Dr. Brian A. Nummer, Ph.D. and Brandon Jahner of Brigham Young University believes canned goods (foods canned in liquid) are safe alternatives and help meet dietary needs in addition to using fresh or frozen foods. Canned goods can be either commercially available products or home canned. If home canning they recommend using only the “best quality foods” for canning.

They suggest avoiding budget resellers, like scratch and dent sale items and rusted or bulging cans. Dr. Nummer recommends that you store canned goods off of the floor in a cool, dark, dry space, away from areas where there would be changes in temperature. Do not freeze can goods. This will change the food textures and can lead to rust, bursting cans and harmful bacteria.

They recommend using the “first-in, first out” method of storage. If the canned goods are older they recommend boiling for 10 minutes before consumption. As with any foods Nummer and Jahner recommend throwing out any cans that are rusty, leaky, bulging or dented.

The authors state that generally, “canned foods retain their best quality until the expiration code date on the can.” The date is normally, two to five years from when the product was manufactured. With regard to emergency storage the authors say: “… commercially canned foods in metal or jars will remain safe to consume as long as the seal has not been broken.” However, quality may be affected.

  • Baked Goods & Water:

Baked goods have a very short shelf life of only one to two days. On the other hand, water can be stored indefinitely according to the FDA, if produced in compliance with FDA regulations and remains unopened. Water should be stored in a location that is away from the direct sunlight and stays cool in temperature.

  • Herbs & Spices:

In general herbs and spices both culinary and medicinal do not go bad. They just lose their strength or potency as they are already dried botanicals. The key to shelf life is proper storage. Avoid plastic bags, heat, light and moisture. If you are not sure if your herbs are still good, give them the rub test. Crush them and sniff. If they smell like they are supposed to, they are still good.

  • Ground spices usually last between 6 to 12 months. Be sure to keep them in glass containers.
  • Whole herbs can be kept up to two years.
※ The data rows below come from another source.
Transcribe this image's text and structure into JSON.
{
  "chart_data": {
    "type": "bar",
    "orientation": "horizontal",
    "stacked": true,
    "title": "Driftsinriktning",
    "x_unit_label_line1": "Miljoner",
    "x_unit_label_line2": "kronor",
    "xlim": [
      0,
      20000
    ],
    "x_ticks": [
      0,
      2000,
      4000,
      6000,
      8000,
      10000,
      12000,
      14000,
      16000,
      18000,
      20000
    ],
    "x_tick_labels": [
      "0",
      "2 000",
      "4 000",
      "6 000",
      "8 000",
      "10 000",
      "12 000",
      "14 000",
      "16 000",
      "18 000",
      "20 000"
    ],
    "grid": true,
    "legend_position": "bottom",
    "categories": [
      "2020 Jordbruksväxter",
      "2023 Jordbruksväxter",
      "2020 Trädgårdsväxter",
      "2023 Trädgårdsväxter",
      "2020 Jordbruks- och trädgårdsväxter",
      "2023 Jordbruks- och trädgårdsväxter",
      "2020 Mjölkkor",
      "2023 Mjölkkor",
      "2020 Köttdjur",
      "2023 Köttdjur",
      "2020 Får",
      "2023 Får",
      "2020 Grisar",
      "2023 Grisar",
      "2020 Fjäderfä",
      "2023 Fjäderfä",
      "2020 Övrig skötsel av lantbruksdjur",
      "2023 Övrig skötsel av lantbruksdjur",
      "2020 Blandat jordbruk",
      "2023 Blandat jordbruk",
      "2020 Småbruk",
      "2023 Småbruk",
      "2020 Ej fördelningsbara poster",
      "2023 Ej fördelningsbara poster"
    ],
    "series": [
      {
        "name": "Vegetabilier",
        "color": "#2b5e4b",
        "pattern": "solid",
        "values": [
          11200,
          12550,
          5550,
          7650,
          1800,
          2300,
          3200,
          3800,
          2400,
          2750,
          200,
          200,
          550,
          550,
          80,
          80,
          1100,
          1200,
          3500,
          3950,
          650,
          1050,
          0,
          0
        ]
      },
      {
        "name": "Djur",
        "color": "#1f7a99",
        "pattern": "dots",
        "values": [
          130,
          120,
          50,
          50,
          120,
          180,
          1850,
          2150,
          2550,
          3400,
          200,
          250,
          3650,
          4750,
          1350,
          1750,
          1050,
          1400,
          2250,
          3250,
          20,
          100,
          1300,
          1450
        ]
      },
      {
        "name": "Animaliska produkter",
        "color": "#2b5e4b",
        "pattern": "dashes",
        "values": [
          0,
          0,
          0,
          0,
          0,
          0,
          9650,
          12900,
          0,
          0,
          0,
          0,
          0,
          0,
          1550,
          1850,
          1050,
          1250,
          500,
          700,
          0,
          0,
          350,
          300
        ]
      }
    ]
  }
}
They should be kept in glass containers to prevent bugs.

Remember, these are basic recommendations. Know to be mindful that lag times – the time between purchase and home storage, as well as any temperature changes during those times also affect the shelf-life of a product. Regardless of the listed expiration date, if you notice your food has a strange color, odor or is growing mold, throw it out. It is better to be safe than to save a few bucks.

For more information regarding food safety, refer to the Federal Drug Administration

Guided by these helpful tips you can focus on budgeting your grocery bills, in ways that help you can extend the shelf life of your food items.